Al menos así era de puertas hacia fuera, porque lo que de verdad bullía en su interior eran sentimientos de miedo y desamparo atroces, no nuevos —ya los había conocido cuando perdió a sus padres y su hermana—, pero sí descorazonadores.
¿Qué habría hecho su padre en su situación? ¿Y su madre? ¿Se habría comportado su hermana de manera tan irascible?, se preguntaba a veces.
Los días en que no le daba por machacar a las personas que tenía a su lado solían desembocar en tristeza, llanto, y bebida. Cuando estaba así, prefería no ver a nadie. Impedía el paso a su casa a todos cuantos, sin duda, podrían haberle ayudado.
—Sé que quieres apartarme de ti —la voz de Miriam tembló al pronunciar estas palabras, pero no quiso que lo notara, por eso descorrió las cortinas de la habitación con energía—, pero no vas a lograrlo. Por muchos desprecios que me hagas, sé que tú no eres así. No eras así. Tienes que asumir tu situación. ¿Sabes?, el mundo no se hunde porque hayas perdido una mano, hay gente que sufre infinitamente más que tú. No puedes abandonarte.
—Ahórrate los sermones, por favor, no estoy de humor.

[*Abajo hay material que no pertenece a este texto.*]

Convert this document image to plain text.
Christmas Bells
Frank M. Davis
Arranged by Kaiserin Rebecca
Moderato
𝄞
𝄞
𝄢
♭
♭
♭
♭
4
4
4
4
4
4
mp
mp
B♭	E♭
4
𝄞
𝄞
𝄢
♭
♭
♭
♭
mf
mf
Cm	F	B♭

Noel estaba tirado en la cama. Tenía la cabeza tapada con la almohada y una fuerte resaca.
—Hablo en serio. Existen remedios para lo tuyo, me he estado informando.
—¿Quieres dejar las cortinas como estaban? Me molesta la luz.
—No me estás escuchando.
—Es la primera cosa sensata que dices —la interrumpió—. Y ahora, por favor, déjame en paz.
Noel se levantó de la cama. Tenía un aspecto deplorable. Se puso las zapatillas y, arrastrando los pies, se dirigió al baño que había dentro del espacioso dormitorio.
—¿Crees que estás mal? ¿Lo crees de verdad? Pues las cosas aún pueden empeorar. Tus tíos están hartos de tus desprecios. Te aguantan sólo porque te quieren, igual que yo, pero si continúas así te quedarás completamente solo.
Miriam había seguido a Noel hasta el baño y éste fingía indiferencia mientras orinaba.
—Me estás dando dolor de cabeza. ¿Has visto por ahí las aspirinas?
—A veces eres insufrible.
—¿Has dicho insufrible o inservible? No te he oído bien.
—Será mejor que me vaya. Está claro que hoy no tienes un buen día —fue su respuesta. Después se dirigió hacia la puerta y bajó las escaleras corriendo en dirección a la salida.
Si esperaba que Noel saliera detrás de ella, se equivocó, ni siquiera se inmutó. Tampoco oyó el portazo, la casa era demasiado grande.